Metabolism and Energy Production Overview

Introduction to Metabolism

  • Pyruvate dehydrogenase converts pyruvate to acetyl-CoA under aerobic conditions.

Acetyl-CoA in the TCA Cycle

  • Acetyl-CoA is oxidized in the TCA cycle, generating reduced electron carriers for ATP synthesis.
    • 1 NADH ~ 2.5 ATP
    • 1 QH2 (FADH2) ~ 1.5 ATP
  • Each TCA cycle round produces 3 NADH, 1 QH2, and 1 GTP (ATP).

Overview of the Citric Acid Cycle (TCA Cycle)

  • Also known as the tricarboxylic acid cycle or Krebs Cycle.
  • Acetyl-CoA condenses with oxaloacetate, resulting in citrate and the loss of 2 CO2.
  • Key steps: 5 critical steps focused on energy extraction and CO2 release during the cycle.

Mitochondrial Compartmentalization

  • Glycolysis occurs in the cytoplasm; the TCA cycle occurs in mitochondria.
  • Mitochondria share a common ancestor with certain bacteria, evidenced by their DNA and ribosomes.

Key Steps of the Citric Acid Cycle

  1. Acetyl-CoA Entry: Acetyl-CoA enters the cycle involving energy input but no energy extraction.
  2. First Decarboxylation: Isocitrate oxidized to α-ketoglutarate, generating NADH and releasing CO2.
  3. Second Decarboxylation: α-Ketoglutarate to succinyl-CoA, producing NADH and releasing CO2.
  4. Substrate Level Phosphorylation: Succinyl-CoA produces GTP (or ATP)
  5. Oxidations: Succinate to fumarate and malate back to oxaloacetate, generating QH2 and NADH, respectively.

Regulation of the TCA Cycle

  • Three irreversible steps are key regulatory points.

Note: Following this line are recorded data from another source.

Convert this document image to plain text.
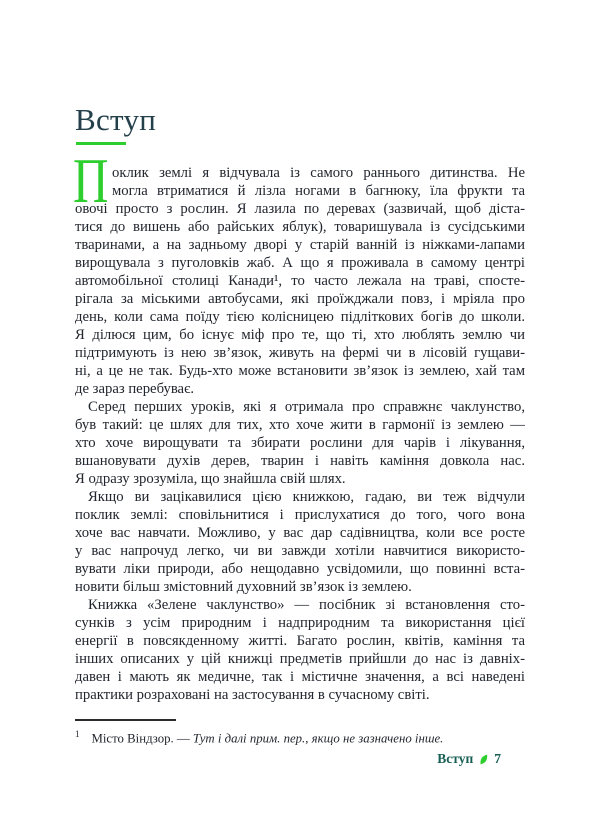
Вступ
П оклик землі я відчувала із самого раннього дитинства. Не
могла втриматися й лізла ногами в багнюку, їла фрукти та
овочі просто з рослин. Я лазила по деревах (зазвичай, щоб діста-
тися до вишень або райських яблук), товаришувала із сусідськими
тваринами, а на задньому дворі у старій ванній із ніжками-лапами
вирощувала з пуголовків жаб. А що я проживала в самому центрі
автомобільної столиці Канади¹, то часто лежала на траві, спосте-
рігала за міськими автобусами, які проїжджали повз, і мріяла про
день, коли сама поїду тією колісницею підліткових богів до школи.
Я ділюся цим, бо існує міф про те, що ті, хто люблять землю чи
підтримують із нею зв’язок, живуть на фермі чи в лісовій гущави-
ні, а це не так. Будь-хто може встановити зв’язок із землею, хай там
де зараз перебуває.
Серед перших уроків, які я отримала про справжнє чаклунство,
був такий: це шлях для тих, хто хоче жити в гармонії із землею —
хто хоче вирощувати та збирати рослини для чарів і лікування,
вшановувати духів дерев, тварин і навіть каміння довкола нас.
Я одразу зрозуміла, що знайшла свій шлях.
Якщо ви зацікавилися цією книжкою, гадаю, ви теж відчули
поклик землі: сповільнитися і прислухатися до того, чого вона
хоче вас навчати. Можливо, у вас дар садівництва, коли все росте
у вас напрочуд легко, чи ви завжди хотіли навчитися використо-
вувати ліки природи, або нещодавно усвідомили, що повинні вста-
новити більш змістовний духовний зв’язок із землею.
Книжка «Зелене чаклунство» — посібник зі встановлення сто-
сунків з усім природним і надприродним та використання цієї
енергії в повсякденному житті. Багато рослин, квітів, каміння та
інших описаних у цій книжці предметів прийшли до нас із давніх-
давен і мають як медичне, так і містичне значення, а всі наведені
практики розраховані на застосування в сучасному світі.
$^1$ Місто Віндзор. — Тут і далі прим. пер., якщо не зазначено інше.
Вступ 7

Electron Transport Chain (ETC)

  • Occurs in the inner mitochondrial membrane with four protein complexes.
    • Protons are pumped into the intermembrane space, creating a gradient that drives ATP synthesis.

Complexes of the ETC

  1. Complex I: Transfers electrons from NADH to ubiquinone (Q).
  2. Complex II: Produces QH2 from succinate.
  3. Complex III: Transfers electrons from QH2 to cytochrome c.
  4. Complex IV: Reduces O2 to water, also pumping protons.

ATP Synthase Function

  • Uses the proton gradient to synthesize ATP from ADP+Pi. It operates through a rotary mechanism involving conformational changes in subunits.

Thermogenin and Heat Production

  • Uncoupling protein allowing proton return, generating heat instead of ATP, plays a role in brown fat metabolism.

Malate-Aspartate Shuttle

  • Transfers electrons from cytosolic NADH to mitochondrial NADH for ATP generation (~2.5 ATP).
  • Different systems in muscle yield ~1.5 ATP per cytosolic NADH.